A subtle error: using System.IO.Path in a HTTP context

June 15, 2013

Sitecore

Here’s a fun little issue that you might eventually run across. Suppose you’re writing some code that needs to retrieve the extension from a URL. For example, a URL rewriter or Sitecore pipeline that acts only on certain file types.

You might think, as I would have, “oh, that’s built in to .NET - we’ll just use System.IO.Path.GetExtension()!”

And that would work, almost all of the time. The only issue comes from an internal implementation detail of IO.Path: it checks that the path does not contain characters that are invalid in a filesystem path. Specifically, “, <, >, |, and ASCII unprintables (< 32). Well, those characters (except perhaps the unprintables) are valid in a URL - so trying to get the extension of a URL path containing these characters will throw a nice fat exception:

System.ArgumentException: Illegal characters in path.
   at System.IO.Path.CheckInvalidPathChars(String path)
   at System.IO.Path.GetExtension(String path)

Unfortunately there is no way to disable this behavior - which is logical, given the purpose of IO.Path as a processor for file system paths, not URLs.

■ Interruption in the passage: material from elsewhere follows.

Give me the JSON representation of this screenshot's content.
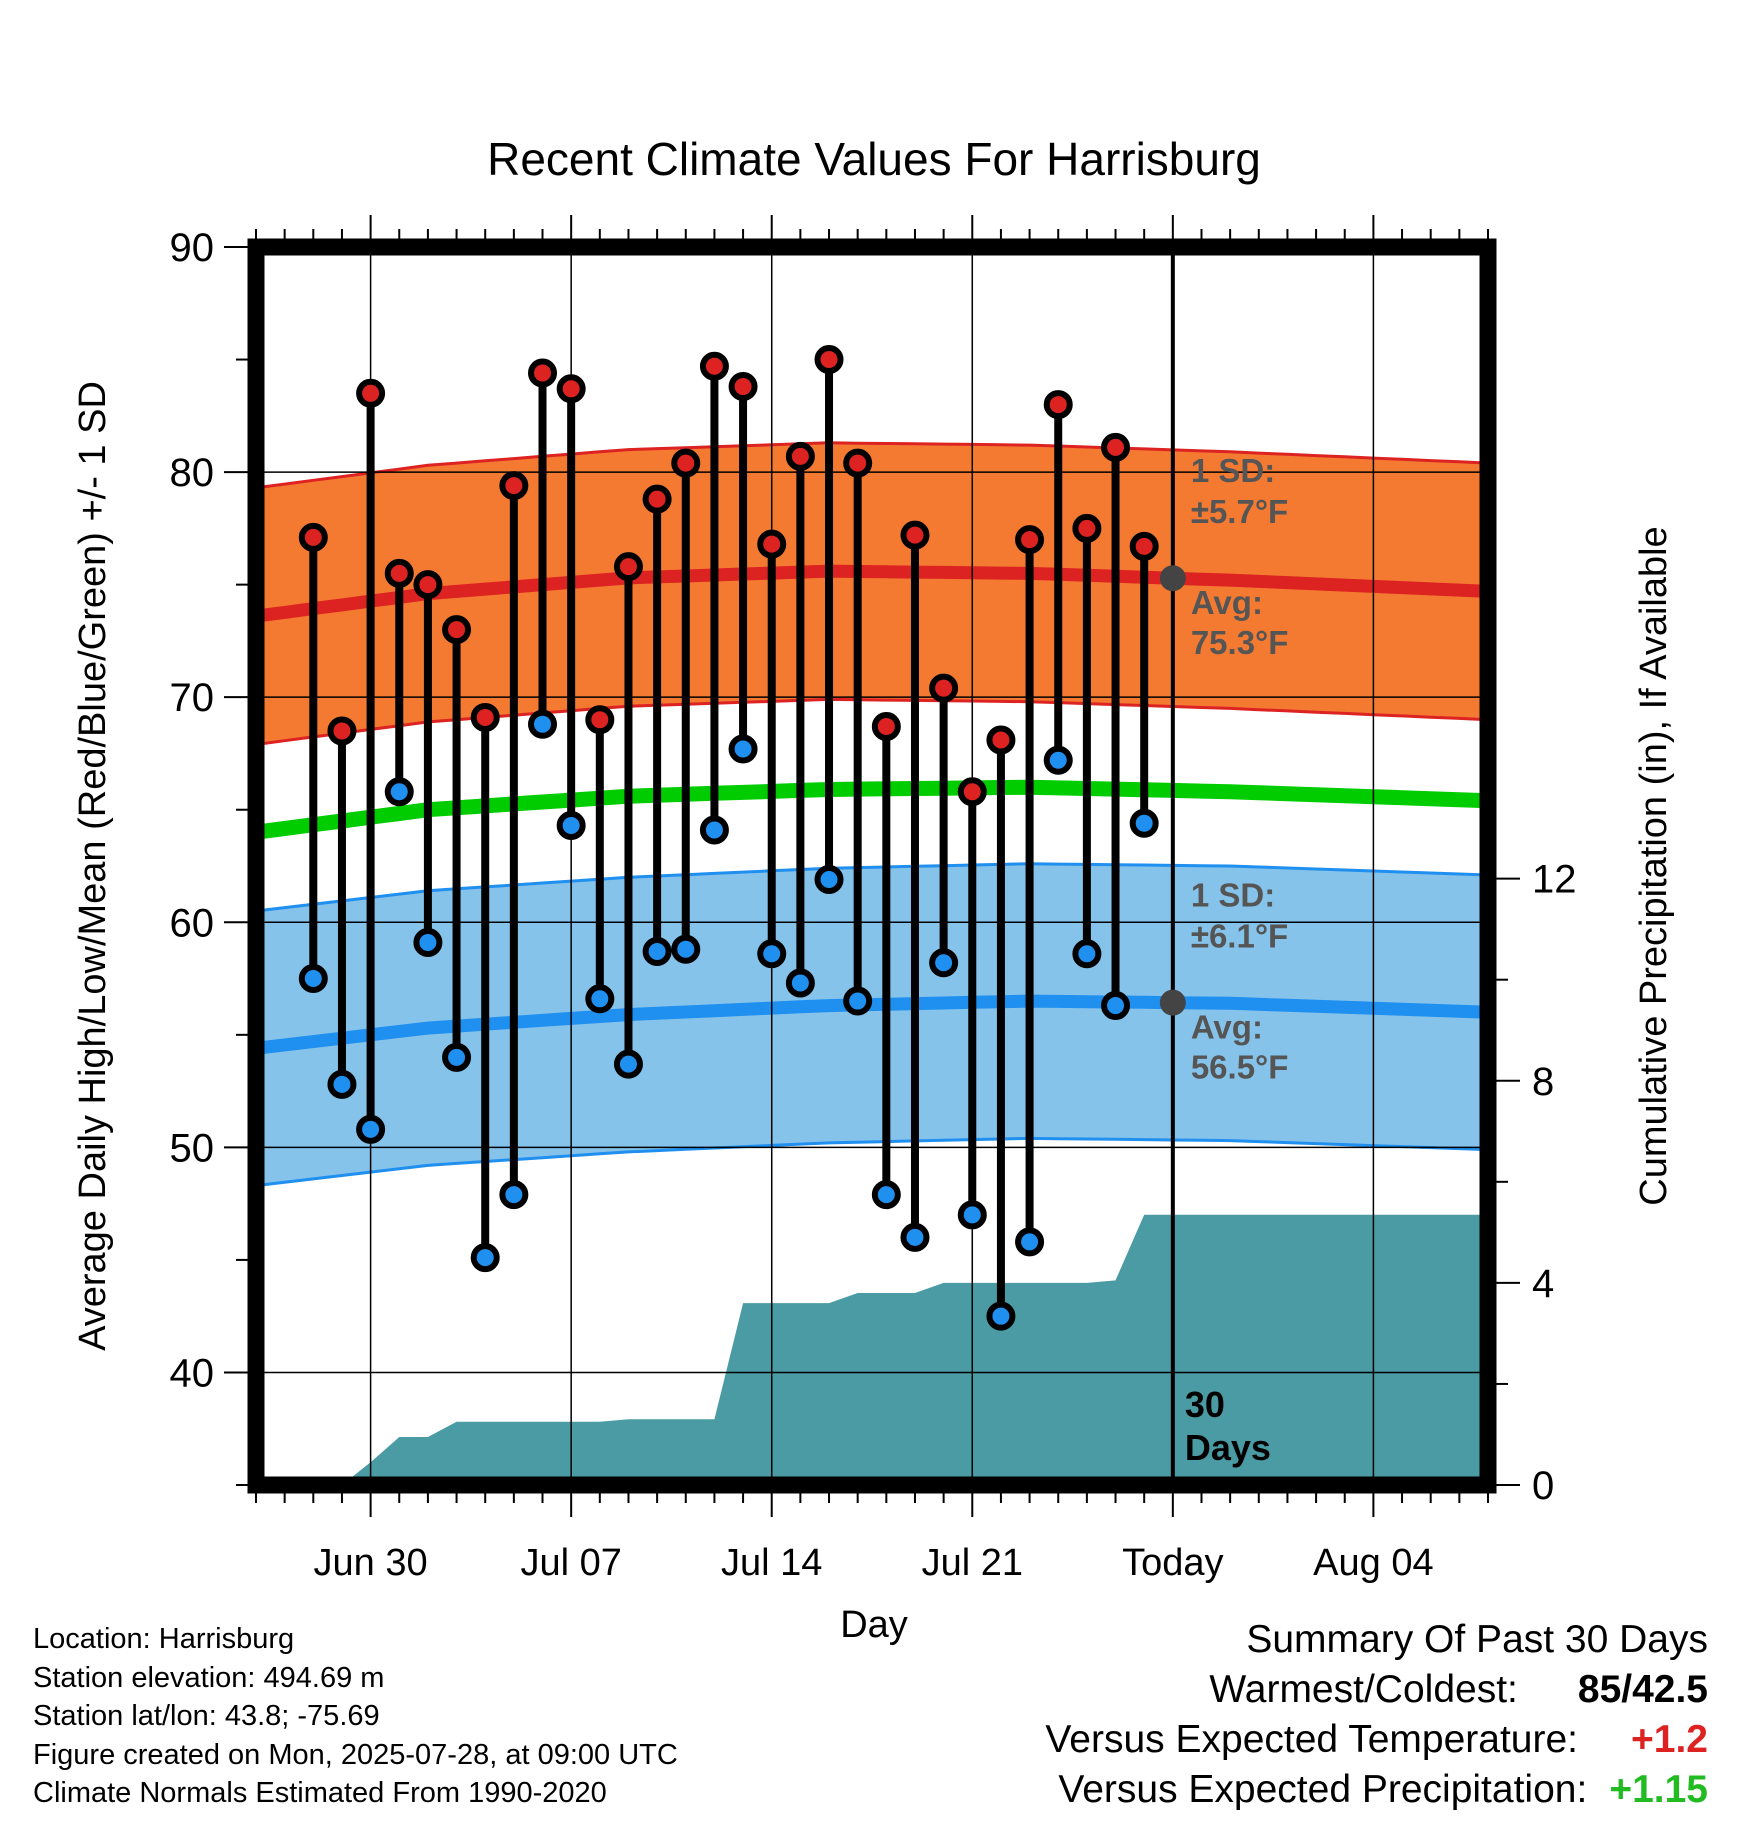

Not even first parsing the URL using the System.Uri class will fix this, as this StackOverflow question suggests. The LocalPath property still includes the invalid characters that break Path.GetFileName() or Path.GetExtension().

There are a couple of ways I could see solving this problem. The first, and simplest - though possibly prone to security issues, would be to replicate what Path.GetExtension() does but omitting the invalid characters check. Reference:

int length = path.Length;
for (int i = length; --i >= 0; )
{
    char ch = path[i];
    if (ch == '.')
    {
        if (i != length - 1)
            return path.Substring(i, length - i);
        else
            return String.Empty;
    }
    if (ch == DirectorySeparatorChar || ch == AltDirectorySeparatorChar || ch == VolumeSeparatorChar)
        break;
}
return String.Empty;

The second would be to remove any invalid characters prior to calling Path.GetExtension():

string url = "\"http://mo\"nkeys/foo/bar/\"";
            
var invalidChars = Path.GetInvalidPathChars().ToHashSet();
for (int i = url.Length - 1; i >= 0; i--)
{
    // technically you could use a stringbuilder, but since 99% of the time this won't ever be used, this seems optimized enough
    if (invalidChars.Contains(url[i])) url = url.Remove(i, 1);
}

var ext = Path.GetExtension(url);

Personally I like the second solution, since you’d benefit from any upstream fixes in Path.GetExtension() in future framework releases.